Arrowhead Pharmaceuticals, Inc. (Nasdaq: ARWR) is a clinical stage biopharmaceutical company that develops medicines that treat intractable diseases by silencing the genes that cause them. Using a broad portfolio of RNA chemistries and efficient modes of delivery, Arrowhead therapies trigger the RNA interference mechanism to induce rapid, deep, and durable knockdown of target genes. RNA interference, or RNAi, is a mechanism present in living cells that inhibits the expression of a specific gene, thereby affecting the production of a specific protein. Arrowhead’s RNAi-based therapeutics leverage this natural pathway of gene silencing.
Arrowhead is focused on developing innovative drugs for diseases with a genetic basis, typically characterized by the overproduction of one or more proteins that are involved with disease. The depth and versatility of our RNAi technologies enables us to potentially address conditions in virtually any therapeutic area and pursue disease targets that are not otherwise addressable by small molecules and biologics. Arrowhead is leading the field in bringing the promise of RNAi to address diseases outside of the liver, and our clinical pipeline includes disease targets in the liver and lung with a promising pipeline of preclinical candidates.
Arrowhead’s corporate headquarters is in Pasadena, CA with research and development teams in Madison, WI & San Diego, CA, and a state of the art manufacturing facility in Verona, WI. Our employees are nimble, science-driven innovators who are collaborating to bring new therapies to patients in need.
The Position
We are seeking a highly motivated and skilled Data Engineer to join our Research Informatics team within R&D. The successful candidate will play a key role in supporting Translational Genetics, Computational Chemistry, and AI/ML-driven discovery with software, AI tools, data requests, and building data infrastructure and pipelines that support immediate and longer term needs.

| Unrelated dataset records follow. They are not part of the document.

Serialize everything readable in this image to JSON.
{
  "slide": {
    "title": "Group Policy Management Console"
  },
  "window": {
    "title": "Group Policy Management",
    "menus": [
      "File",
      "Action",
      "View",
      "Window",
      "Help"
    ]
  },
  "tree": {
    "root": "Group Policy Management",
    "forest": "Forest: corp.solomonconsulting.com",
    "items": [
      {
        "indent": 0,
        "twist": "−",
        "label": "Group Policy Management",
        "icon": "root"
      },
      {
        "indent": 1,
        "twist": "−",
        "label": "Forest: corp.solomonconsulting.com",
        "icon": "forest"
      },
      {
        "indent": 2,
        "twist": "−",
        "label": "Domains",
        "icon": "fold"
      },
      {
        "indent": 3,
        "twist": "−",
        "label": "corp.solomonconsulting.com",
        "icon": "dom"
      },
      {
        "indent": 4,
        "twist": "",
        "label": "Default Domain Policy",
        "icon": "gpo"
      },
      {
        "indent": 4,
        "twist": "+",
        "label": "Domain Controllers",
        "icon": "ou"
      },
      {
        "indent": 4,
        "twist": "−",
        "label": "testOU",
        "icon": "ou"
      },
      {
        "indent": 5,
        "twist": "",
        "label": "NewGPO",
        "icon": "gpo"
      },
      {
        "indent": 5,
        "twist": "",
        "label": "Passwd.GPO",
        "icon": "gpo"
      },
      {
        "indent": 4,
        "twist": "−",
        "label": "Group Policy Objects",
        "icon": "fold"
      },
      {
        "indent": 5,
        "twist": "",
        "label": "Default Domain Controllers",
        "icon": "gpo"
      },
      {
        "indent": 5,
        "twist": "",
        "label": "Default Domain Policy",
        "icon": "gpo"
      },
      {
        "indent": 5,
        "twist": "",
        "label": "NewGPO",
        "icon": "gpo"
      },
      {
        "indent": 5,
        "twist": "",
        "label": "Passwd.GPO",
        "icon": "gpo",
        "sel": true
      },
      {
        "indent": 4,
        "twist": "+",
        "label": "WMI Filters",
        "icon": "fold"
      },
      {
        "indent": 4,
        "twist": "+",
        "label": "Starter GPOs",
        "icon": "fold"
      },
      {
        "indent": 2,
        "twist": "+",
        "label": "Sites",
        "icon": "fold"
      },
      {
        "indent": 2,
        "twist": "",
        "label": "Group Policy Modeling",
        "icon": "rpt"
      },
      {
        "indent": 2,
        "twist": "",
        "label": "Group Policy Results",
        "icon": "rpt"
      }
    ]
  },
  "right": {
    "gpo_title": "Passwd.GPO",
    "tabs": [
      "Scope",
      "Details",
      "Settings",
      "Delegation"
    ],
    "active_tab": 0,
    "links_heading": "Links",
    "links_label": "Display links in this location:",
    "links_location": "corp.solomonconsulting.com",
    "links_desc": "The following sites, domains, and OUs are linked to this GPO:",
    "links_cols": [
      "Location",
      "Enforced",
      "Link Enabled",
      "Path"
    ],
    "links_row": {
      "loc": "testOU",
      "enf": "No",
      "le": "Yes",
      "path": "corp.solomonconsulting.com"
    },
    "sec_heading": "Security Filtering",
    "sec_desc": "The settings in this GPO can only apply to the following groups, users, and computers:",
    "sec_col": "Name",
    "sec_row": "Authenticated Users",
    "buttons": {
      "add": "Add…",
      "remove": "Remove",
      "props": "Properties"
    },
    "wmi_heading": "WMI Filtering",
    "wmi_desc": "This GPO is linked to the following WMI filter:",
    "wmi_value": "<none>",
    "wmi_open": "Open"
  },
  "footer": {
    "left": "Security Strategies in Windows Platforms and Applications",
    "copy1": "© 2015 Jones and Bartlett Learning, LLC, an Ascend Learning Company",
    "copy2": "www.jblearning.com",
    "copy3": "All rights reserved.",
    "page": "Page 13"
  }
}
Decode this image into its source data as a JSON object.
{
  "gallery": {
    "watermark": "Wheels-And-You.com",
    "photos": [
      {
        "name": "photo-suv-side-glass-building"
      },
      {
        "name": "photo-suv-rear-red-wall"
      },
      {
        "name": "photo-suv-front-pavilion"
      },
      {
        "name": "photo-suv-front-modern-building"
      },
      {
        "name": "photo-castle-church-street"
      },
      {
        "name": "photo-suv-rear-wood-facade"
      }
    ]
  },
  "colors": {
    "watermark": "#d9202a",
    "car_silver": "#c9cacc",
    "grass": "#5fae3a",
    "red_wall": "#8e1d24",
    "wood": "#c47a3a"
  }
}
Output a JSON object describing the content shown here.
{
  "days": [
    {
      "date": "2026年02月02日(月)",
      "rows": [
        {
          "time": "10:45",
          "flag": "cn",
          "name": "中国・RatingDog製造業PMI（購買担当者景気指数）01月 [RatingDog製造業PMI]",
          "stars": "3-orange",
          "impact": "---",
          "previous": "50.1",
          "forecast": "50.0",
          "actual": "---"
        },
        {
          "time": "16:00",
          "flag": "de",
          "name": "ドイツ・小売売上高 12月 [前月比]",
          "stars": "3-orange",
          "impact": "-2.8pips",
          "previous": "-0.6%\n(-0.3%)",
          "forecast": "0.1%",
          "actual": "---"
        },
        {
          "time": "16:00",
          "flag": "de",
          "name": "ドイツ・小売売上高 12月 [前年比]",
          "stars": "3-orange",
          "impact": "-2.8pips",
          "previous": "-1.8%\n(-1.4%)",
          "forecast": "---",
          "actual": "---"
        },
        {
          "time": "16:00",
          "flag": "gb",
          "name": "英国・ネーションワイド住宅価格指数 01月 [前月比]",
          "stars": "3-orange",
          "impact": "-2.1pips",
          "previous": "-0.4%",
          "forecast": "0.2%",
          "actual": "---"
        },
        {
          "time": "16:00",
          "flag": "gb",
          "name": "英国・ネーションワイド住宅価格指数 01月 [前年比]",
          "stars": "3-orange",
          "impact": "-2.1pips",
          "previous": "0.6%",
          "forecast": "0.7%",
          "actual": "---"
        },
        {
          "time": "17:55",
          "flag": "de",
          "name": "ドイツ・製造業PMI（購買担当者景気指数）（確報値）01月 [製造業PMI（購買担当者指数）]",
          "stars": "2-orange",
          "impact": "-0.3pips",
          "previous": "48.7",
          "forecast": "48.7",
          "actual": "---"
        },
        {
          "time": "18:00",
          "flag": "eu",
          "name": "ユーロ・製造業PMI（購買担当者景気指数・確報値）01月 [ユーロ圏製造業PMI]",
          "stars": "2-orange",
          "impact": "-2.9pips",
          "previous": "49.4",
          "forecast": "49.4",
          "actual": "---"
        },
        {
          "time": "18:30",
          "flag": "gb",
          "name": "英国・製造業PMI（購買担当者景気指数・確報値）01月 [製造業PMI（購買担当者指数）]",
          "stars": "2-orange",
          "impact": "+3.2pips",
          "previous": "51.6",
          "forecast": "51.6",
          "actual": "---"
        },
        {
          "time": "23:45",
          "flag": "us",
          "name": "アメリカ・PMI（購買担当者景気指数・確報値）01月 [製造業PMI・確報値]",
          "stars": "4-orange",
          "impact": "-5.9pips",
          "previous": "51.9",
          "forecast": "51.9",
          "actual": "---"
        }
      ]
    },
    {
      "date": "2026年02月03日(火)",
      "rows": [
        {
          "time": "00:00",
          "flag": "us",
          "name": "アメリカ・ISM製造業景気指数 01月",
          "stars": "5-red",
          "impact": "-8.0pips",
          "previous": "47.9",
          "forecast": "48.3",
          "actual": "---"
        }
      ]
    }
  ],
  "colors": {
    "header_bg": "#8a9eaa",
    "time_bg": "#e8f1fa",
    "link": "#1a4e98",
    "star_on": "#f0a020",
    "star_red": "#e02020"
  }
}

This role will actively support Arrowhead’s AI-enabled discovery initiatives by enabling high-quality, well-governed datasets for machine learning and advanced analytics. Responsibilities include preparing data for AI/ML workflows, supporting model training environments, and evaluating AI-powered tools (including LLM-based systems) to accelerate research insights, automation, and decision-making across R&D.
The successful candidate will understand data and software needs for R&D teams, identify and access process gaps and opportunities to speed up research and optimize research results. This role also contributes to evaluating and deploying AI-enabled tools that enhance scientific productivity and insight. The best candidate will also design and implement robust data pipelines and architectures that integrate experimental and computational data across the research organization. A strong background in scientific informatics platforms (e.g., LIMS/ELN such as Benchling) and a passion for FAIR data principles are essential.
Responsibilities
- Support R&D teams with their day-to-day software, AI tools and data integration needs.
- Evaluate, prototype, and adopt emerging technologies that advance data engineering, scientific AI, and research informatics capabilities.
- Partner closely with Discovery Chemistry and Biology teams to ensure seamless data flow between experimental, analytical, and predictive workflows.
- Develop and standardize data models and architectures to support research data management, metadata, and governance.
- Build and manage integrations across scientific informatics platforms, including ELN, CDS, and analytical systems, to unify experimental and computational datasets.
- Design, develop, and maintain scalable, reliable data pipelines to support R&D data integration, processing, visualization, and advanced analytics.
- Influence architectural decisions that optimize data accessibility for AI development, analytics, and visualization tools.
- Contribute to the vision, strategy, and roadmap for R&D data engineering, architecture, and data governance.
Requirements
- Bachelor’s or Master’s degree in Computer Science, Data Engineering, Bioinformatics, or a related field.
- 4+ years of professional experience in data engineering or data science, preferably within biotech, pharmaceutical, or scientific research environments.
- Familiarity with data modeling, metadata management, data lineage, and data governance best practices.
- Strong proficiency in Python, SQL, Git, and modern data engineering practices.
- Experience with AI/ML frameworks and tooling (e.g., PyTorch, LangChain, or custom ML/AI pipelines).
- Hands-on experience designing ETL/ELT workflows and managing both structured and unstructured data.
Preferred
- Experience supporting AI/ML workflows, including data preparation, curation pipelines, and model training environments.
- Understanding of scientific data domains such as omics, assays, screening, or chemical data.
- Advanced skills in data analysis, exploration, and visualization tools.
Arrowhead provides competitive salaries and an excellent benefit package.
All applicants must have authorization to work in the US for a company.